In a video obtained by the BBC, two young boys in grey uniforms can be seen on a stage surrounded by hundreds of people as they receive their sentence for the “horrible” crime of watching and distributing K-dramas from the “puppet” South Korean regime. All manner of South Korean entertainment, including television programs, is forbidden in South Korea, and according to a law enacted by the Hermit Kingdom in 2020, watching or distributing South Korean entertainment is punishable by serious prison time or even death. But some people are still willing to risk their lives for a glimpse into the neighboring country.

“The rotten puppet regime’s culture has spread even to teenagers,” a narrator says in reference to South Korea. “They are just 16 years old, but they ruined their own future.”

It’s a devastating sentence for two teenagers, especially considering their “crime,” but they can technically consider themselves lucky.
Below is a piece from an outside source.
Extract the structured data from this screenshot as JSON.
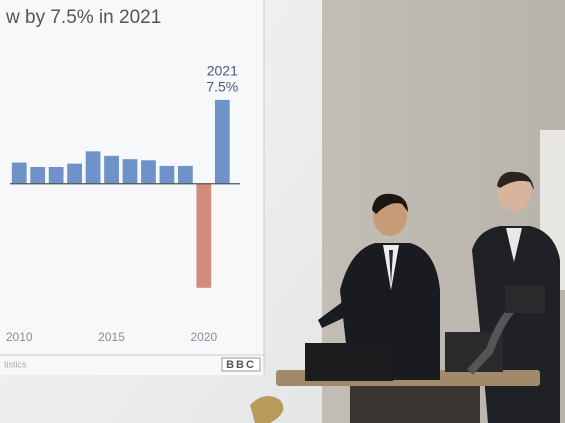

According to a North Korean defector who agreed to talk to the BBC, he was forced to watch a 22-year-old man get shot by a firing squad for listening to South Korean music and sharing it with his friend.

Interstingly, when getting caught watching American entertainment, you can get out of it with a small bribe, but getting caught in South Korean programs is infinitely worse.

“If you get caught watching an American drama, you can get away with a bribe, but if you watch a Korean drama, you get shot,” a North Korean defector told the BBC. “For North Korean people, Korean dramas are a ‘drug’ that helps them forget their difficult reality.”

 

That’s because K-dramas and anything that risks earning people’s admiration for the South Korean regime is a major threat to the North Korean leadership, so it justifies ruining young people’s lives to set examples for other offenders.

“In North Korea, we learn that South Korea lives much worse than us, but when you watch South Korean dramas, it’s a completely different world. It seems like the North Korean authorities are wary of that,” another North Korean defector said.